На гербе Альяриса изображен мост, перекинутый через реку, и буквы «альфа» и «омега», означающие начало и конец, никому не ведомый путь, совершаемый нами вокруг нас самих, от «А» до «Я», охватывающий тысячи дорог, по которым в тревожные времена гнетущей власти короля Филиппа [18] суждено было пройти лишь избранным. В этом году от Рождества Христова все, чем живет теперь Европа, сводится для монарха с печальным взором и тихим голосом лишь к вопросам религии: в основе всех бед, в глубинной сути конвульсий, сотрясающих общество, этот благоразумный правитель видит — думает, что видит, уверен, что видит, — одно: борьбу между Женевой и Римом, между правоверными католиками и еретиками. И единственный возможный выход он усматривает в том, чтобы неукоснительно проявлять нетерпимость, вступая в страшный сговор против всех пытающихся нарушить равновесие, к которому стремится король, выросший среди женщин. Восемьдесят одно распоряжение, долженствующее обеспечить полное единство мыслей, рождается в белокурой коронованной голове, о которой люди будут еще долго, вплоть до сегодняшнего дня, вспоминать с ужасом; костры, зажженные на площадях Вальядолида [19] и Севильи, донесут смрад горелого человеческого мяса до тех широт, где огонь пылает только под кровлей, ибо там властвует вода, недруг жара и света, вселяющих страх.

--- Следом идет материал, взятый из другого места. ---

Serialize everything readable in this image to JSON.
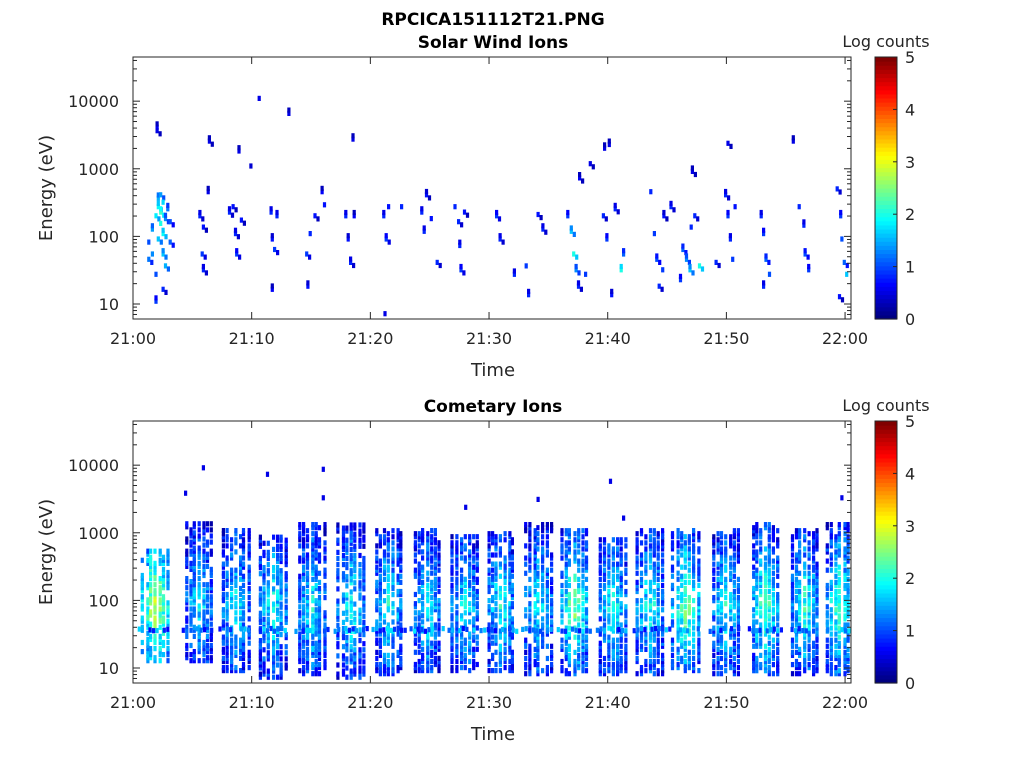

И вот незнакомец въезжает в Альярис верхом на норовистой кобыле, которую зелень лугов сделала более покладистой; у него живой взгляд, он немногословен, он направляется в Сантьяго-де-Компостела и останавливается передохнуть в заросшей ольхой долине реки Арнойа. Что за страна лежит перед ним, почему его лошадь стала спокойнее? Здесь нет ни одной равнины, в просторах которой терялся бы взгляд; озеро осталось позади, чуть выше, его очертания тают в тумане; стаи чаек, редких в это время года, возвещают о близости моря, — возможно, для стремящегося к нему человека оно еще далеко, но не для птиц, улетающих и вновь возвращающихся к нему, если позволяют погода, расположение звезд и фаза луны. Что же это за страна, открытая морю? Море — нескончаемая равнина, всеобщий путь, милый сердцу свободного человека, но теперь по нему приходит враждебная нетерпимость, порождающая ужас, объявший нынешний век, нетерпимость, питающая костры, на которых сжигают упорствующих, удушающая, готовую взлететь, словно чайка, мысль. Вот куда прибыл Посланец, сухопарый мужчина, говорящий на множестве языков, которому ведомо, что страна эта — окно, распахнутое над морем в краю безмолвия. Он пришел, чтобы увидеть море. Чтобы наглядеться на море.